Os opositores afirmam também que embora o projeto vá afetar dezenas de milhares de pessoas, um pequeno anfiteatro em Belém concentrou a discussão. Há ainda dúvidas sobre a vazão do rio, uma vez que especialistas indicam a possibilidade de um trecho de 100 km no rio Xingu ser interrompido por conta da hidrelétrica.

“Isso pode causar uma redução enorme da oferta de água de uma área onde estão povos ribeirinhos, pescadores, terras indígenas, duas cidades, bichos e plantas”, disse o procurador da República Ubiratan Cazetta ao UOL Notícias. O governo, por meio do Ibama, diz que a concessão de licença prévia para o empreendimento determina uma vazão mínima para o rio e que fauna, flora e habitantes sob risco serão transferidos para locais parecidos com a região a ser ocupada.

A EPE (Empresa de Pesquisa Energética), ligada ao Ministério de Minas e Energia, diz ainda que o projeto atual é o mais responsável ambientalmente, uma vez que há 30 anos a expectativa era de criação de seis hidrelétricas no rio Xingu. Quando concedeu a licença prévia para Belo Monte, em fevereiro deste ano, o Ibama impôs 40 condições socioeconômicas e ambientais ao projeto. O respeito a essas exigências, segundo especialistas, torna mais caro o preço final da usina e afasta compradores.

Pré-candidatos
Na quinta-feira passada, após a concessão da primeira liminar para impedir o leilão de Belo Monte, a petista Dilma criticou a decisão. “No Brasil existe a dificuldade de se fazer algumas obras”, afirmou ela, em tom de insatisfação. A candidata à Presidência da República já afirmou que a hidrelétrica paraense é “o investimento da velhinha japonesa", por ser seguro e ter rentabilidade previsível por até cem anos.

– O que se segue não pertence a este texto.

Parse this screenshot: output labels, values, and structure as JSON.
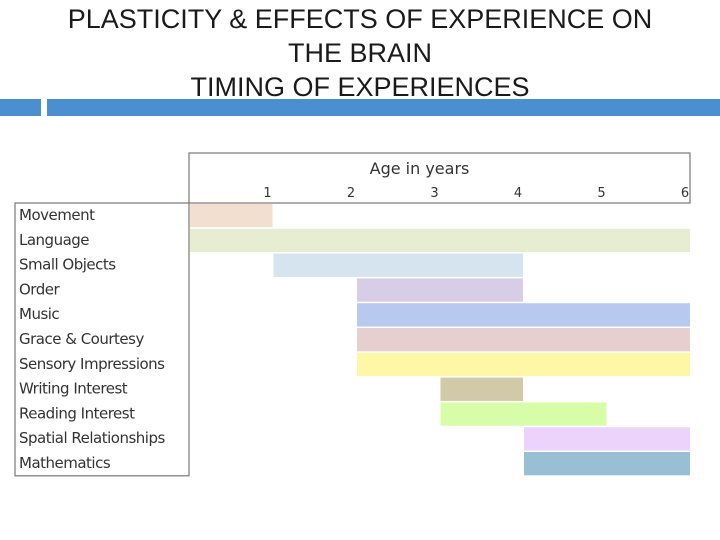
{
  "slide": {
    "title_lines": [
      "PLASTICITY & EFFECTS OF EXPERIENCE ON",
      "THE BRAIN",
      "TIMING OF EXPERIENCES"
    ],
    "accent_color": "#4b8fd0"
  },
  "chart_data": {
    "type": "bar",
    "subtype": "gantt",
    "x_axis_title": "Age in years",
    "x_ticks": [
      1,
      2,
      3,
      4,
      5,
      6
    ],
    "xlim": [
      0,
      6
    ],
    "grid": false,
    "bars": [
      {
        "label": "Movement",
        "start": 0,
        "end": 1,
        "color": "#f3dfcf"
      },
      {
        "label": "Language",
        "start": 0,
        "end": 6,
        "color": "#e6edd0"
      },
      {
        "label": "Small Objects",
        "start": 1,
        "end": 4,
        "color": "#d5e4ee"
      },
      {
        "label": "Order",
        "start": 2,
        "end": 4,
        "color": "#d8cde6"
      },
      {
        "label": "Music",
        "start": 2,
        "end": 6,
        "color": "#b8c9ef"
      },
      {
        "label": "Grace & Courtesy",
        "start": 2,
        "end": 6,
        "color": "#e5cfcf"
      },
      {
        "label": "Sensory Impressions",
        "start": 2,
        "end": 6,
        "color": "#fdf7a6"
      },
      {
        "label": "Writing Interest",
        "start": 3,
        "end": 4,
        "color": "#d2c9a8"
      },
      {
        "label": "Reading Interest",
        "start": 3,
        "end": 5,
        "color": "#d7fda9"
      },
      {
        "label": "Spatial Relationships",
        "start": 4,
        "end": 6,
        "color": "#ecd3fb"
      },
      {
        "label": "Mathematics",
        "start": 4,
        "end": 6,
        "color": "#98bfd4"
      }
    ]
  }
}
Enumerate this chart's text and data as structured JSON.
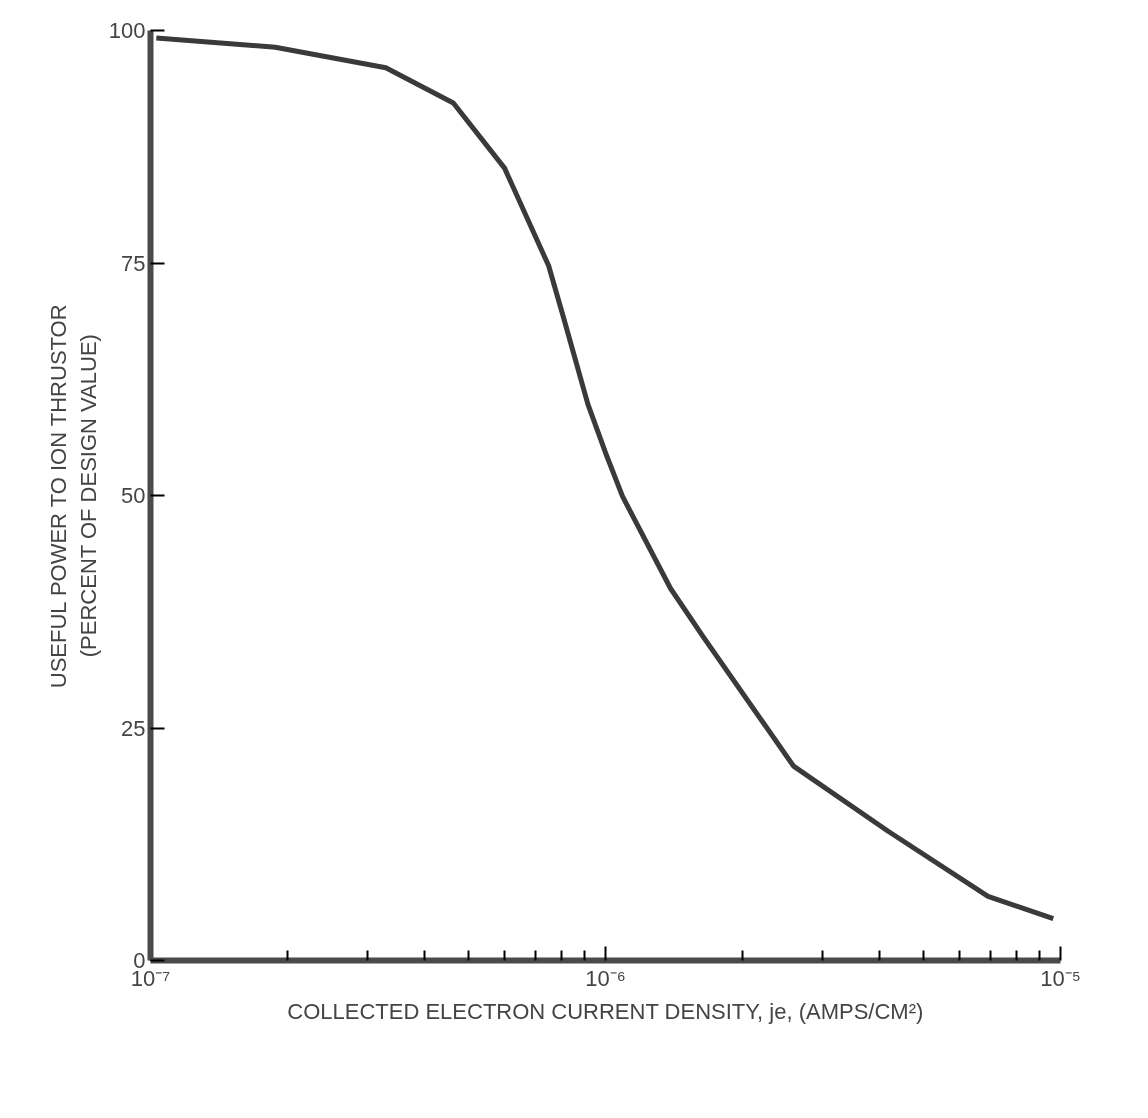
{
  "chart_data": {
    "type": "line",
    "xlabel": "COLLECTED ELECTRON CURRENT DENSITY, je, (AMPS/CM²)",
    "ylabel": "USEFUL POWER TO ION THRUSTOR\n(PERCENT OF DESIGN VALUE)",
    "log": "x",
    "grid": false,
    "marker": "none",
    "line_style": "solid",
    "xlim": [
      1e-07,
      1e-05
    ],
    "xticks": [
      {
        "value": 1e-07,
        "label": "10⁻⁷"
      },
      {
        "value": 1e-06,
        "label": "10⁻⁶"
      },
      {
        "value": 1e-05,
        "label": "10⁻⁵"
      }
    ],
    "ylim": [
      0,
      100
    ],
    "yticks": [
      0,
      25,
      50,
      75,
      100
    ],
    "series": [
      {
        "color": "#3a3a3a",
        "x": [
          1.03e-07,
          1.88e-07,
          3.29e-07,
          4.63e-07,
          6e-07,
          7.5e-07,
          8.1e-07,
          9.15e-07,
          1e-06,
          1.09e-06,
          1.39e-06,
          1.64e-06,
          2.59e-06,
          4.18e-06,
          6.93e-06,
          9.64e-06
        ],
        "values": [
          99.2,
          98.2,
          96.0,
          92.2,
          85.2,
          74.7,
          69,
          59.8,
          54.6,
          49.9,
          40.0,
          34.8,
          20.9,
          13.9,
          6.9,
          4.5
        ]
      }
    ]
  }
}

O principal adversário dela e líder nas pesquisas de intenção de voto, José Serra (PSDB), não falou sobre o tema. Mas o líder tucano na Câmara, João Almeida (BA), próximo ao ex-governador de São Paulo, atacou a iniciativa mais pelo lado financeiro. “Belo Monte transformou-se num verdadeiro imbróglio. Falta transparência quanto às providências que estão sendo tomadas: formação de consórcio, preços e construção da obra. A hidrelétrica é muito importante para a geração de energia, mas não da forma como está sendo debatida, sem transparência e às pressas”, disse.

A senadora Marina Silva (PV-AC), ex-ministra do Meio Ambiente, defende o adiamento do leilão. Em sua passagem pelo governo, ela e Dilma foram rivais. “Não tenho posição a priori de ser contra ou a favor do empreendimento, mas a minha posição é de que nós temos que avaliar todos os aspectos para verificar se o empreendimento é viável ou não é viável”, afirmou, depois de participar do evento "Diálogos Capitais", em São Paulo.